Anyone with a lick of environmental consciousness knows that finding replacements for fossil fuels (and nuclear – but that’s another topic) is one of the defining challenges of our time. This is a big topic and there’s plenty of debate.
As is always the case, the folks that presently make money via the status quo (in this case by finding, distributing and supplying oil, coal and natural gas) aren’t fired up (!) at the thought of their industries/businesses being curtailed. On a human level it’s understandable but we can’t keep doing things because some people make money at it — not when the results are so damaging.
New energy options include solar, wind, biomass and interestingly, biogas made from human and animal waste. This article: The Scoop on the Poop Bus: How Human and Animal Waste Might Fuel Our Future describes a 40-seat bus in England that runs on fuel made from human waste. It links to another article about a VW Bug that’s been altered to run on the same fuel.
I love it.
I think there’s something oddly marvelous about the thought that we, ourselves, just by living, can produce the energy we “need” to live more enjoyably.
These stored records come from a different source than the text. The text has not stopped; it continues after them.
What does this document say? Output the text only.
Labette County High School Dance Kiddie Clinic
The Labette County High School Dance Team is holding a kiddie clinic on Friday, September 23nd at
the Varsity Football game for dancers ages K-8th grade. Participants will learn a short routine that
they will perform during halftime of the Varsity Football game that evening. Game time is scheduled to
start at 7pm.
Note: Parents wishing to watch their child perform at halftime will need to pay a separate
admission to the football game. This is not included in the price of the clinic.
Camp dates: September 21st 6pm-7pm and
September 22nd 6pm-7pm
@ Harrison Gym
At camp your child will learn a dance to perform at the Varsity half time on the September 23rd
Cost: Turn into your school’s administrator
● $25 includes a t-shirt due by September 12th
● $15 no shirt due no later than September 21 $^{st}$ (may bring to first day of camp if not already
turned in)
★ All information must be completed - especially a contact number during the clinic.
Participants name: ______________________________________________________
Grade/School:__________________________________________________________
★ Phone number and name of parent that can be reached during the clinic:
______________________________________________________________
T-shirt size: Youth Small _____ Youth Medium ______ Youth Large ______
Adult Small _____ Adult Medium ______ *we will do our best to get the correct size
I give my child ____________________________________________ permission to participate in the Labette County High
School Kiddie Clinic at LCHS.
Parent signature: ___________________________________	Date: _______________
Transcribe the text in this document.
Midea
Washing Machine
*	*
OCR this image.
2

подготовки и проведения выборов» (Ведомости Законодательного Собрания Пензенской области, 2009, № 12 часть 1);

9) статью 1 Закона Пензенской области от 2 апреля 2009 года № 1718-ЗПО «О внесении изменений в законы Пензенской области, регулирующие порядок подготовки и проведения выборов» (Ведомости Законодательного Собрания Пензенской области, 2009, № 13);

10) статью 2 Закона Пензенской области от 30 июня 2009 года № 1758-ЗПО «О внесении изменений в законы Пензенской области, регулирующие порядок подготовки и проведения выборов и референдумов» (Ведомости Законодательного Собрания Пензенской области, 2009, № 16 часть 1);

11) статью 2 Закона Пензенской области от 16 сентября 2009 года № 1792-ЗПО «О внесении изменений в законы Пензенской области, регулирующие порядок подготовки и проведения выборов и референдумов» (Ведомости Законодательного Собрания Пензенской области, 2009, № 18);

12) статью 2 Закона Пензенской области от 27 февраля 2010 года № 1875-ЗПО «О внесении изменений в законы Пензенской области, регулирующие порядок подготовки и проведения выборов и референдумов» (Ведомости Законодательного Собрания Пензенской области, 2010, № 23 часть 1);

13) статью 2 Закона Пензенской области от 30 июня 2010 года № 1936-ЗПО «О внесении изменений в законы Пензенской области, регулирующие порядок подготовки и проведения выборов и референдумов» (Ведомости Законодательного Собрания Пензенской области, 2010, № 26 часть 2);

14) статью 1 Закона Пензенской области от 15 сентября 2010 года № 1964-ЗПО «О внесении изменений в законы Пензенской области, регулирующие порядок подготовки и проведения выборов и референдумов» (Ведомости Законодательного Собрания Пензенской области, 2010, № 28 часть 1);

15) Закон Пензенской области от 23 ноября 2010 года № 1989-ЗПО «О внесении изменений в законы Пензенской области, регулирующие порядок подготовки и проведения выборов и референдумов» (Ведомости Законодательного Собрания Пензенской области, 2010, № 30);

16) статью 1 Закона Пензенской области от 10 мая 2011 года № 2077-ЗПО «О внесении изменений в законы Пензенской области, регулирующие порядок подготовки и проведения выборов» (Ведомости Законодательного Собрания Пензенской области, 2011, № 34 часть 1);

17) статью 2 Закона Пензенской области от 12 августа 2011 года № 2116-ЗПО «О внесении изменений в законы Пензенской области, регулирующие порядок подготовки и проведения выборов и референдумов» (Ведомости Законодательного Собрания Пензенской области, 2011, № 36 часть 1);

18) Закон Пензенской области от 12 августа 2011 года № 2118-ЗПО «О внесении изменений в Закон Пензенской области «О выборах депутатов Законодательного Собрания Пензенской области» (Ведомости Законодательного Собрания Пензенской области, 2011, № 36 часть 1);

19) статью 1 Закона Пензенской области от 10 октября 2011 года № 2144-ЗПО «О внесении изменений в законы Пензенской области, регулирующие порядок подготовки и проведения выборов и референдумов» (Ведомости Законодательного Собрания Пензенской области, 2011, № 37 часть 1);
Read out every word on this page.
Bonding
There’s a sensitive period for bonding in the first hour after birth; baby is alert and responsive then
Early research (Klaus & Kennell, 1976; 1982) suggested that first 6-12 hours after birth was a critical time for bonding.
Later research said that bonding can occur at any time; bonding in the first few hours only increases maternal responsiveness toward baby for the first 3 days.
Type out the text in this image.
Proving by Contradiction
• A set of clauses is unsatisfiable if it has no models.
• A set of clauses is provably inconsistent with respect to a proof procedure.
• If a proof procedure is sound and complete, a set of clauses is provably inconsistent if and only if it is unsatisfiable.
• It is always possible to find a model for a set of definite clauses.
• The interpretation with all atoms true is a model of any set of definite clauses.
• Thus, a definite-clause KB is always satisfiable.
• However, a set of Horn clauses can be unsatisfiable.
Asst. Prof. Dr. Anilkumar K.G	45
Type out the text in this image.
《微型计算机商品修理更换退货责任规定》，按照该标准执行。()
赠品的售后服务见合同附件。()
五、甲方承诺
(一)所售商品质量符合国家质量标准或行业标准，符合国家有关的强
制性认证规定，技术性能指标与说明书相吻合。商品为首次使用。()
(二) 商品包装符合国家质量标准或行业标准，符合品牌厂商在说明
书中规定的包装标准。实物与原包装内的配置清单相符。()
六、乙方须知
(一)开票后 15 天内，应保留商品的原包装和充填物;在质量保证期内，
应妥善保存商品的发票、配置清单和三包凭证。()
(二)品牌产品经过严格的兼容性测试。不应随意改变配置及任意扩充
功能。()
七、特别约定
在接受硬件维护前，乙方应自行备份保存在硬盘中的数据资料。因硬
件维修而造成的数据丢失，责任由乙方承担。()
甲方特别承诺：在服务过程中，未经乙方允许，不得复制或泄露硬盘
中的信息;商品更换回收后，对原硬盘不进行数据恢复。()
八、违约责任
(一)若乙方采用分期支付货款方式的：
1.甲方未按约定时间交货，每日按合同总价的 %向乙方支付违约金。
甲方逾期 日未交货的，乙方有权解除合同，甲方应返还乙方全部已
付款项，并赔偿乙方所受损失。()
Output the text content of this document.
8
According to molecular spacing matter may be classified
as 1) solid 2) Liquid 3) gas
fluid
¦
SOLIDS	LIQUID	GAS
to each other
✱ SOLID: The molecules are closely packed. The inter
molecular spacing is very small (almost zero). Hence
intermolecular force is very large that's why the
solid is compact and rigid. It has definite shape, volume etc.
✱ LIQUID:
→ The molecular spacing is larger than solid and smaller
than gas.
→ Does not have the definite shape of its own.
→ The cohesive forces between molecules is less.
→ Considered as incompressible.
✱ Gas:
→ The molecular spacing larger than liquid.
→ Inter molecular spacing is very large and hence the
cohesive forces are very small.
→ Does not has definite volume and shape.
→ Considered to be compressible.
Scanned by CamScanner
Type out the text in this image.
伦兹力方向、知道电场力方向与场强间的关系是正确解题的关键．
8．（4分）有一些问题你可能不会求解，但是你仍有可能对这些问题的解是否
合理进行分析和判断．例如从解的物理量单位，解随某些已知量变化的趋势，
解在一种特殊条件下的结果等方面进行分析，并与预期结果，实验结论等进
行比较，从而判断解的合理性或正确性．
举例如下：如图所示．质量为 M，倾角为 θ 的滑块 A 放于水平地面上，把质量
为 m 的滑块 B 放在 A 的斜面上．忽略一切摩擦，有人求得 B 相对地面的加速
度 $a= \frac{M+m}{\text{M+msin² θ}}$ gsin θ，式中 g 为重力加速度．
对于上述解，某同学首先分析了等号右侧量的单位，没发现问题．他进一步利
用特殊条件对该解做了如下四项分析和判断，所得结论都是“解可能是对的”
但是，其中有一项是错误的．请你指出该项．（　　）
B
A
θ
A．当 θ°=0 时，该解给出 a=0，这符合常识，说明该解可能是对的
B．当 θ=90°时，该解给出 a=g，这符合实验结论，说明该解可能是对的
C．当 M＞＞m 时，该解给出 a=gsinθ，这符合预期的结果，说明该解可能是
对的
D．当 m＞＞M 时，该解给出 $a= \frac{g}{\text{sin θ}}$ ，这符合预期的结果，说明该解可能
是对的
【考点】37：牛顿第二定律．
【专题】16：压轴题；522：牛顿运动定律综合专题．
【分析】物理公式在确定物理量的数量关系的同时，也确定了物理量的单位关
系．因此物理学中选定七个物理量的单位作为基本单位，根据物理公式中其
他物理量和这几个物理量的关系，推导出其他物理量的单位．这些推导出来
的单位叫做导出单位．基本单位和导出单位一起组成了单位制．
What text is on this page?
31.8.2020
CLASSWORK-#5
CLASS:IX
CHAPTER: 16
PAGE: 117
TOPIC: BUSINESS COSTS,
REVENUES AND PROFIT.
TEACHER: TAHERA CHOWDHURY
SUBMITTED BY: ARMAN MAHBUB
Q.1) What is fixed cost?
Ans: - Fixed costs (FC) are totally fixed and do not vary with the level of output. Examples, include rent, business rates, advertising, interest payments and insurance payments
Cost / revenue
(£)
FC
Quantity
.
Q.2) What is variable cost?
While I think excessive consumerism and the wasteful production of lots of immediately disposable junk are bad on many levels, I think being able to travel, being able to live in comfortably-sized spaces, etc., are valuable aspects of modern living. Maybe we can retain some version of those amenities while dramatically reducing (if not ending) the negative environmental impacts of energy usage.
The Big Necessity is a very entertaining book about human waste sanitation. The author (Rose George) makes the compelling case that advances in human waste sanitation have contributed dramatically to the improvements in life quality enjoyed by the developed world over the last 100-150 years. She has some really interesting history then addresses issues we’re facing today –sewage infrastructure in the U.S. is crumbling, just like roads and bridges — while much of India, China, and other parts of the world suffer from truly ghastly shortcomings in waste sanitation. She presents advances made in Japan that make America’s toilets seem shabby in comparison. AND, she discusses how people in China are using their own waste to power their stoves and heat their homes.
She ends on a rather sad note at the plight of people in the world who don’t enjoy the kind of sanitation we have (and totally take for granted) and the incredible hurdles faced by people trying to address the problem.
As people make strides in figuring out how to effectively use human wastes for fuel maybe there will be more attention given to the poor state of sanitation around the world.